Le démantèlement nucléaire au Royaume-Uni

vendredi 12 août 2005.par Philippe Ladame
 
Outre-Manche, les responsables envisagent d’accélérer le démantèlement des centrales nucléaires.

D’après BBC News la NDA (Nuclear Decommissioning Authority) [1] souhaite accélérer le rythme du démantélement, proposant de l’effectuer en 25 ans, pour un coût de 56 milliards de livres (plus de 80 milliards d’euros).

Il s’agit là d’une réévaluation puisque l’estimation précédente était de 48 milliards de livres. Sir Anthony Cleaver, président de la NDA, a cependant insisté sur le fait que de telles variations n’étaient pas étonnantes concernant un programme de longue durée et qui implique 20 sites [2].

Le souhait de la NDA d’accélérer le démantèlement provient probablement d’une analyse sur le coût très lourd d’un maintien des installations déclassées, que certains problèmes récents semblent préfigurer.
- Ainsi, à Sellafield, dans le sud de l’Ecosse, une fuite a été découverte en avril dernier, qui pourrait bien remonter à août 2004. Une enquête menée en juin a montré des « déficiences significatives » auxquelles il faut remédier.
- Pas loin de là, le site de Drigg, seul lieu de stockage des déchets de faible intensité, se trouve à un kilomètre de la côte ... qui s’érode d’un mètre chaque année.
- A Dounreay, tout au nord de l’Ecosse, du fait de « données historiques inappropriées » (inadequate historic records), la nature précise des déchets est incertaine, et la DNA s’interroge donc sur la manière de récupérer les matériaux.

Les plans précédents de démantèlement prévoyaient de premiers travaux sur 10, 15 ans, les « parties plus difficiles » à gérer devant être traitées dans les 70 ans suivants. « Cela revient à laisser les problèmes aux générations futures et, pendant ce temps-là, vous avez le souci de stockage, de précaution et de sécurité, » a déclaré Sir Anthony. « Nous croyons qu’il devrait être possible de démanteler ces centrales dans une période de 25 ans. »
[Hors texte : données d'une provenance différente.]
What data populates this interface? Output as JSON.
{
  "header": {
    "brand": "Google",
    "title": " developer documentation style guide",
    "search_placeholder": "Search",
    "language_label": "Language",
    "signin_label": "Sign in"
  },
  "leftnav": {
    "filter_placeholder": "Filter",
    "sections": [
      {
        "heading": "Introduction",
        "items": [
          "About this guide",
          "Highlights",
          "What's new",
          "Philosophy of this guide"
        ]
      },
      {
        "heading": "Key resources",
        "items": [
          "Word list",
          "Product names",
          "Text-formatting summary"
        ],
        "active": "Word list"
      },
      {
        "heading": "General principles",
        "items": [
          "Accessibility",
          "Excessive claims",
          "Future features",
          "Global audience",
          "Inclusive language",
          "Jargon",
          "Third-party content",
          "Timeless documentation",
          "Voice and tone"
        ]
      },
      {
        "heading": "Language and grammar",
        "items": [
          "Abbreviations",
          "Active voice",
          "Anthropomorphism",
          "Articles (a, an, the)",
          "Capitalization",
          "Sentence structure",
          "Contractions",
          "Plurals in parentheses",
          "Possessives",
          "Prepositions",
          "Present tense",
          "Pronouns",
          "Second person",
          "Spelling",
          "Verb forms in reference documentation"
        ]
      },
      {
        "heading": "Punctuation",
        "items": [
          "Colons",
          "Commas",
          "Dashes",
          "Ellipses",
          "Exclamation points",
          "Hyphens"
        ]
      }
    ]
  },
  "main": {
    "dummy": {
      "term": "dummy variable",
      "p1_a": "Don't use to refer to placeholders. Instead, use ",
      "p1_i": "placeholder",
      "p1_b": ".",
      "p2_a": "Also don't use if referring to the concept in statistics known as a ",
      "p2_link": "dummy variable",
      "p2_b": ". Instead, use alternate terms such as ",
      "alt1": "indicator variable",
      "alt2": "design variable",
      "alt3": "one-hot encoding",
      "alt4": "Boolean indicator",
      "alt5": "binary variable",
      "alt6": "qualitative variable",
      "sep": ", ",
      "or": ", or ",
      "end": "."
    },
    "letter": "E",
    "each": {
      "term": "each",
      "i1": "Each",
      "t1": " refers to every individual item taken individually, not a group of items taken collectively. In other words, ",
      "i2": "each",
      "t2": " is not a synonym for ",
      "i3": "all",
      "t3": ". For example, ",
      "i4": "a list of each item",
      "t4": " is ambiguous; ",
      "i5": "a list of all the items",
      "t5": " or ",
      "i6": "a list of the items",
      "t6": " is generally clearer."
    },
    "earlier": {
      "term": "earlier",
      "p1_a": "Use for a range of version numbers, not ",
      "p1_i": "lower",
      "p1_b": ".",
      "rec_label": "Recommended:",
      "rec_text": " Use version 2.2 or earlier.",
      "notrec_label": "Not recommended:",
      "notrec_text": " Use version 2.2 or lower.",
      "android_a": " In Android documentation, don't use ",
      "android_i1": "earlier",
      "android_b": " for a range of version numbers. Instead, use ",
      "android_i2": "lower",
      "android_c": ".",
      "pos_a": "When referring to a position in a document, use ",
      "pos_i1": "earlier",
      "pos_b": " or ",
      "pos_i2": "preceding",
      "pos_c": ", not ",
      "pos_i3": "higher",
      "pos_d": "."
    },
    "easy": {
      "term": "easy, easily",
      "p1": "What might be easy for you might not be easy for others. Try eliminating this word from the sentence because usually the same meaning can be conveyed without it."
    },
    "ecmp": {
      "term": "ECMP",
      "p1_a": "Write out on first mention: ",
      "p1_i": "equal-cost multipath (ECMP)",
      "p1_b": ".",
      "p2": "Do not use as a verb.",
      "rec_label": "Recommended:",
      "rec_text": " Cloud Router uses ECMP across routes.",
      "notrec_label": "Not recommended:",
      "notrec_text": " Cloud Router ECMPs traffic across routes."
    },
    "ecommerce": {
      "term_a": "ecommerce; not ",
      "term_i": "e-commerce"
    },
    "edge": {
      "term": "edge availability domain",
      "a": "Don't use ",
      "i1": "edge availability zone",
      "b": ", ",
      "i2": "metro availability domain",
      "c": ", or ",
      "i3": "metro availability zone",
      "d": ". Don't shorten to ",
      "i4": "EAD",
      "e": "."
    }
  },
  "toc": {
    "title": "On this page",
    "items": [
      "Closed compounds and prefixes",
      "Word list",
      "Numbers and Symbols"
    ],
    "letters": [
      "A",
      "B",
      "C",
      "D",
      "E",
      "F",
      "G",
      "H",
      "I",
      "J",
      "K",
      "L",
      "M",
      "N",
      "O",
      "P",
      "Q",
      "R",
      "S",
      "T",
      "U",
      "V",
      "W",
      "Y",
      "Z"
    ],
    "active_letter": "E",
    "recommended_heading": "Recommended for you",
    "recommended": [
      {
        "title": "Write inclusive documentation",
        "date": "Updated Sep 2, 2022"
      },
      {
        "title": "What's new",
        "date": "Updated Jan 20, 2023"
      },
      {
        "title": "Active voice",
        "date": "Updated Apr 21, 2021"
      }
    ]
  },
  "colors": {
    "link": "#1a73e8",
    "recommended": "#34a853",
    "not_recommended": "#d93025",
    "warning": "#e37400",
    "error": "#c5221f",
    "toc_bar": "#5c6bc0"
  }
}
Le projet de la NDA, qui doit faire l’objet de consultations jusqu’au 11 novembre et être formalisé en décembre, laisse certains sceptiques. « Nous nous demandons si l’un des vrais motifs de cette initiative de la NDA en faveur d’un nettoyage rapide des sites n’est pas de faire place nette pour de nouveaux réacteurs, » a expliqué Jean McSorley, de Greenpeace. « Pour nous, ce serait folie de nettoyer les sites juste pour faire de la place à de nouvelles centrales qui produiront encore plus de déchets pour les décennies à venir. »

[1] La NDA a été mise en place en avril 2005 avec mission d’organiser le démantèlement des centrales nucléaires en fin de production.

[2] La liste et la carte des sites est disponible dans l’article de BBC News.